The second remedy which has been thought of is the improvement of our own agriculture. [Pp. 32-7.] This would relieve our labourers in the same manner, by making their diminished money-wages go further in the purchase of the main necessaries of life. But it is quite problematical whether any practicable agricultural improvement would render food permanently cheaper here than on the Continent; while such improvements, (however salutary their ultimate effect,) if introduced on a great scale, would in the first instance diminish greatly the employment of labour on the land, and aggravate instead of relieving the immediate distress of the population. The introduction, for example, of Scotch agriculture into Ireland, would scatter the Irish labouring population as paupers and beggars over the Three Kingdoms, and “wheat-fed, decent-clad, cottage-lodged England, would disappear under the avalanche of potato-and-weed-fed, half-naked, mud-lodged Ireland.” [P. 37.]

One remedy remains; and that is, to supply the loss of our foreign customers, by raising up new, young, prosperous agricultural communities beyond the sea. [Pp. 76-94.] This is the great resource which Mr. Wakefield first pointed out the means of turning to useful account;3 and almost from the first promulgation of Mr. Wakefield’s views, Colonel Torrens has been their earnest and intelligent apostle.4 He has urged these views in season and out of season, never wearying, and never dreading the reproach of repetition; and nowhere has he done this good service more effectually than in the present pamphlet. Nowhere will the reader find more completely demonstrated than here, the reviving effect which would be produced upon the industrial state of a country in which both labour and capital are every year more and more redundant, by the transfer of large masses of both to her outlying possessions, there to raise raw produce for exchange against the manufactures of the parent nation. And this, as our author clearly shows, could be accomplished without taxation—by the mere guaranteeing of loans, on which, if the colonizing scheme were sufficiently comprehensive, a large interest would be securely paid from the proceeds of the industry which those very advances would set in motion.

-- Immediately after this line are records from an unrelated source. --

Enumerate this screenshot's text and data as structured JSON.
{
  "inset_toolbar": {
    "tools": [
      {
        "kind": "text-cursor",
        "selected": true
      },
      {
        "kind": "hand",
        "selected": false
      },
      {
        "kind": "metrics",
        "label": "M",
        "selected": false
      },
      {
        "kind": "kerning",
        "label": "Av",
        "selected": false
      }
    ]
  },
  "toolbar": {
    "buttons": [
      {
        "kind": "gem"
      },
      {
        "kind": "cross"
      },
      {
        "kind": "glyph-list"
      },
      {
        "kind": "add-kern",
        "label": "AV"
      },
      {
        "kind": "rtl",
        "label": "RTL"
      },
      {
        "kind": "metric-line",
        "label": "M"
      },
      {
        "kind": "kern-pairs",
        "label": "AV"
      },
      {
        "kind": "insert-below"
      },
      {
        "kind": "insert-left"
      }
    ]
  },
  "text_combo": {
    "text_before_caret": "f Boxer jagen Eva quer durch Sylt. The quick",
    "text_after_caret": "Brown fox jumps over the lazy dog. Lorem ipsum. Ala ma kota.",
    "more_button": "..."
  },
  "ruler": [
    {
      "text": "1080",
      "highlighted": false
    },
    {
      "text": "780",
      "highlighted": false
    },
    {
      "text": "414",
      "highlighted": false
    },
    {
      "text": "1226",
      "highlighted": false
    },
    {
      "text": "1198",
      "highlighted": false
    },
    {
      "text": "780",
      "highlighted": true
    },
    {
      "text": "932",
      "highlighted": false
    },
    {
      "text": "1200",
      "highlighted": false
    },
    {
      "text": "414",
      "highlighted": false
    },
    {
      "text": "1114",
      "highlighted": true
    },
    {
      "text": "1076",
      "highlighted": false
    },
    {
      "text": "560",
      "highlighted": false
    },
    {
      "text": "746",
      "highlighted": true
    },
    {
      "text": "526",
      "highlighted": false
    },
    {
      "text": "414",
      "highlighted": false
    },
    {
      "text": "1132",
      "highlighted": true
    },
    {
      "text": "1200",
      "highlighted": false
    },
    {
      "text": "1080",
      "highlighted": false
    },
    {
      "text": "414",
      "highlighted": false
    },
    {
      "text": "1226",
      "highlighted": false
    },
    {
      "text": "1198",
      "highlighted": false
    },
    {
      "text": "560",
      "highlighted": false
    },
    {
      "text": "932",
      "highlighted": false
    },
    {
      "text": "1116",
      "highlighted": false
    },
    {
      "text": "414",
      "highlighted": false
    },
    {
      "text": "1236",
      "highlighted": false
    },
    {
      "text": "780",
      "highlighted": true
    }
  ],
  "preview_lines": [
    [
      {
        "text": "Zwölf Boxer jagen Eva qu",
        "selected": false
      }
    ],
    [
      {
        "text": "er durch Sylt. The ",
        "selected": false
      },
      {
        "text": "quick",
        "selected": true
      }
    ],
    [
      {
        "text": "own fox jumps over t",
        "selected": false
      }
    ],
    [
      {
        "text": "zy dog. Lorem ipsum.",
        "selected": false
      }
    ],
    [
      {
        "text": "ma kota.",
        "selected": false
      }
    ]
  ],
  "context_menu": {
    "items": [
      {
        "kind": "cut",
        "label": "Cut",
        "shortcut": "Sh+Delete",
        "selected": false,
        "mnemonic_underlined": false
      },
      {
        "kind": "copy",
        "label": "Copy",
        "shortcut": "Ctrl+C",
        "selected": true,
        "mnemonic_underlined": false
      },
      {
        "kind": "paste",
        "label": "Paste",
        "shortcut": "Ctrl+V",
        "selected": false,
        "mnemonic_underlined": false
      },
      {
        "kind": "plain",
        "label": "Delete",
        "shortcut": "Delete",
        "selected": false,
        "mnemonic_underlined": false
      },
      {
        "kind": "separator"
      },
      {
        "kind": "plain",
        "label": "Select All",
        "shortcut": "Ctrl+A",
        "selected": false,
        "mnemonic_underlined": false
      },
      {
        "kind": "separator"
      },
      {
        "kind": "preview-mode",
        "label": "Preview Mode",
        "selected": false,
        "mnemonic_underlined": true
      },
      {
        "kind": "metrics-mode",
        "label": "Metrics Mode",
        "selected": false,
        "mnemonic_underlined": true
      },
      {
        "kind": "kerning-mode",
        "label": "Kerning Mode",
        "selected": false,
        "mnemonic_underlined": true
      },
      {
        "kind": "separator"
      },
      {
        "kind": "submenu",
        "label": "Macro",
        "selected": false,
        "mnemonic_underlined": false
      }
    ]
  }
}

It is really time that our statesmen should consent to occupy themselves in sober earnest with such suggestions as these, and not continue to reject them as “projects” and “theories”: expressions never applied, we observe, to any proposition which is pressed upon Government by a dozen monied persons who fancy they have a private interest in it; but there is a prejudice against all views which appear to be taken up disinterestedly and from public motives—as if nobody who is worth listening to could have any intellect to spare from the pursuit of his own emolument for so trifling a matter as the public good. We predict, nevertheless, that in no long period Systematic Colonization will force itself upon our rulers, as an indispensable measure, not only of industrial policy, but of national safety. While the Corn-laws last, little will probably be done towards what would be deemed by a large portion of the community a mere trick to save the “landlord’s monopoly.” But that great moral barrier to a right understanding of the causes of national calamity once swept away, the Minister, whoever he be, that has the wisdom and the courage to originate a great system of colonization, on the only principles on which it can be any thing but a miserable abortion, will find, we believe, in the intelligent of all parties, a completeness of preparation and a strength of support of which few yet dream.

[1 ]James Watt (1736-1819), engineer and inventor, known especially for his work in the development of the steam engine; and Richard Arkwright (1732-92), noted inventor of textile machinery.

[2 ]I.e., the Napoleonic Wars.

[3 ]For Wakefield’s writings, see No. 194, n3.

[4 ]The advocacy of Torrens, an original member of the South Australian Land Company (1831), and Chairman of the Crown Commissioners to establish provinces in South Australia (1835), may be seen in his Colonization of South Australia (London: Longman, et al., 1835). A lake and a river in Australia received his name in recognition of his part in the colonization.